The timing of the signs of defleshing is also important: they may be immediately or soon after death, or after some decomposition, and the differences are observable and can be evaluated (Santana et al. 2019: 36; Bello et al. 2016: 723). It therefore seems logical to regard immediate postmortem defleshing as ascribable to cannibalism, if we assume hunting human prey for its meat. At the same time, it is possible that the defleshing could have been ritual. What probably would have distinguished, these two types of butchering, may have been the degree of violence: it is unlikely that mortuary butchering would have included violent damage to the corpse, such as smashing open the cranium, as ritual cannibalism would have taken place in an atmosphere of reverence or, at the very least, respect.

CONCLUSIONS

The material cited in this paper constrains the conclusion that late Paleolothic human's East African origin and fat-storing genetic mutation made cannibalism at best an extremely marginal likelihood, perhaps even only something to add some variety to their diet, and not by any means a vital necessity. This would also explain why there are so few reports of cannibalism in Africa. Moreover, we need to bear in mind that because our Paleolithic ancestors were not very numerous, food shortages were probably unlikely or relatively rare, and even a small increase in AMH's reproduction rate would have enabled him to displace Neanderthal man from his place in our history, without the necessity of consuming him. Similar to Villa et al. (1986) early study, Cole's analysis of the nutritional value of human bodies led him to conclude that just as today incidents of cannibalism have complex motivations, so too, Late Paleolithic and subsequent forms of pre-homo sapiens probably also had complex motivations for their episodes of cannibalism (Cole 2017). Cole seems to plump for the simplest explanation, namely ‘nutritional cannibalism’ (see his table on page 3), giving us ample food for thought.

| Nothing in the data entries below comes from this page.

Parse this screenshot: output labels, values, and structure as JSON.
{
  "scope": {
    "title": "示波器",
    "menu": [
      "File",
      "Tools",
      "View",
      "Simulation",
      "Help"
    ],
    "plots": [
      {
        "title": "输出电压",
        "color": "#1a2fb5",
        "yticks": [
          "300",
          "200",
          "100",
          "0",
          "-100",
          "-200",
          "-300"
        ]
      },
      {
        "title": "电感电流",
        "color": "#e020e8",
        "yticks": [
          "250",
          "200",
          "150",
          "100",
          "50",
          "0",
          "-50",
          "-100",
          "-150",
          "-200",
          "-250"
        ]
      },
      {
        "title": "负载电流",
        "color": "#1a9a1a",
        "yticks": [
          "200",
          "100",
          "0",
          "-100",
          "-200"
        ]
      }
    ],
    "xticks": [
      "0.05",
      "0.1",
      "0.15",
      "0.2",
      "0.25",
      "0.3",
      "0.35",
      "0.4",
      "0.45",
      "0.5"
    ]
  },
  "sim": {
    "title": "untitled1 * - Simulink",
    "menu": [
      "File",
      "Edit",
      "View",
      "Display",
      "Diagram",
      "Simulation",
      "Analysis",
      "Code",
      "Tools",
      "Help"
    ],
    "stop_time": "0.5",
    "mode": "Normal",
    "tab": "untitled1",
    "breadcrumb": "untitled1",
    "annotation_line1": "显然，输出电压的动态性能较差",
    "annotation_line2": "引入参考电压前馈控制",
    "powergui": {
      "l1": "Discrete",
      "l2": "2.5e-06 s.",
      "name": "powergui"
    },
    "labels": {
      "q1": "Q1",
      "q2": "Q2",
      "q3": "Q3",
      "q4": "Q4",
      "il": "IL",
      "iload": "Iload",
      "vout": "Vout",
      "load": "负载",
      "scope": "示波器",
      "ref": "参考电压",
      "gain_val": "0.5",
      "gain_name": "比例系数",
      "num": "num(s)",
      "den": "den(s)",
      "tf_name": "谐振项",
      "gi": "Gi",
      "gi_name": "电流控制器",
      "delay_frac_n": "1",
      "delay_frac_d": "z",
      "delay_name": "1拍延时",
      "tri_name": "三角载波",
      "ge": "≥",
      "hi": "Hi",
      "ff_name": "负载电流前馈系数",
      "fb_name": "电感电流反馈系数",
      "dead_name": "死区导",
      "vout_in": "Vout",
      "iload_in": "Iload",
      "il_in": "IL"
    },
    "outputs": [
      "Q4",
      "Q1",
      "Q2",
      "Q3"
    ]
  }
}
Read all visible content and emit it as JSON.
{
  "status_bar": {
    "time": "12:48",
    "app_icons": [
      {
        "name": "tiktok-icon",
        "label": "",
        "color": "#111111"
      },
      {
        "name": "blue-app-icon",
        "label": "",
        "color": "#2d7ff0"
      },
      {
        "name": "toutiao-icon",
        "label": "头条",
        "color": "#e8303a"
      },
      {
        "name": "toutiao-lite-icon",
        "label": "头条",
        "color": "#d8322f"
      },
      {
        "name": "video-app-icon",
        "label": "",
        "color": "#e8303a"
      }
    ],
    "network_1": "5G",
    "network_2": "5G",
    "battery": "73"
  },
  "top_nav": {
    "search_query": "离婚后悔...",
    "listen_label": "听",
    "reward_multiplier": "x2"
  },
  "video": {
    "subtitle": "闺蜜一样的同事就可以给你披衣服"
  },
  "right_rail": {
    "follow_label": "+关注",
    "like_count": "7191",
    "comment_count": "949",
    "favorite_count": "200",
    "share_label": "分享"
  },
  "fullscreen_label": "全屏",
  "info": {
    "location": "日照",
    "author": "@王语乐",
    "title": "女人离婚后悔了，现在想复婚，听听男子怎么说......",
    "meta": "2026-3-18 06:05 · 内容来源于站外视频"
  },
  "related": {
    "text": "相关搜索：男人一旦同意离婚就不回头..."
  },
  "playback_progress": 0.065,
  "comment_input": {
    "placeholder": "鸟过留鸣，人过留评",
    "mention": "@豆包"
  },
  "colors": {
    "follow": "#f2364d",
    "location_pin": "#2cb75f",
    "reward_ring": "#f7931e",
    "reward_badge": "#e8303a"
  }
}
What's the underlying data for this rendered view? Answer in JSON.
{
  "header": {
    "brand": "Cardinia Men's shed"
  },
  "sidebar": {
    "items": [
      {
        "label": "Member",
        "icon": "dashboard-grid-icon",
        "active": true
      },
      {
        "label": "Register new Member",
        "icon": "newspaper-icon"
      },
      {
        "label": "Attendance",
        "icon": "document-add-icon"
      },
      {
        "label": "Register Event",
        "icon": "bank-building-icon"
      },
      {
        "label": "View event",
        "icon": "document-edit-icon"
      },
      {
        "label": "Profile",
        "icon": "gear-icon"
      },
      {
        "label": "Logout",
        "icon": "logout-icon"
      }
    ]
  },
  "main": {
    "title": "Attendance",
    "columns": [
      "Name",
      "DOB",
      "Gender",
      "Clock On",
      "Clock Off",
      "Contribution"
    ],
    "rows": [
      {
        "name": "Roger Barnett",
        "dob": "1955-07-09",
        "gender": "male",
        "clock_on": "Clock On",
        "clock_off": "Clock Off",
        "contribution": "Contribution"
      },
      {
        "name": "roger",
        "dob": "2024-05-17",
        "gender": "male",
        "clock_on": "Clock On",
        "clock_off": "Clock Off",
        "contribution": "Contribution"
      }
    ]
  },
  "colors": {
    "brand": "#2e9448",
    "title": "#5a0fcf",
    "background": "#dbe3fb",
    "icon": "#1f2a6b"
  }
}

Finally, as Ubick suggested, AMH may have been in some way aware of the (survival) benefits of their mates' unique ability to store the largest amount of fat than any mammal, as witnessed by their Venus figurines, which gives them an added non-symbolic meaning.

ACKNOWLEDGEMENT

I am indebted to my wife for her comments on earlier drafts of this paper and her careful proofreading, and to the anonymous reviewer.

FUNDING

No funding was received for this research.

NOTE

* The author is indebted to a Zulu informant for this insight, in response to the question ‘What is the most important change in Zulu life consequent on White contact?’ He pointed to the fact that most Zulu men in his district worked in cities, coming home mainly on their Christmas leave: ‘Therefore we have the new phenomenon of October babies,’ was his wry conclusion, ‘instead of spaced births.’ He was referring to the traditional Zulu lengthy suckling period of three years.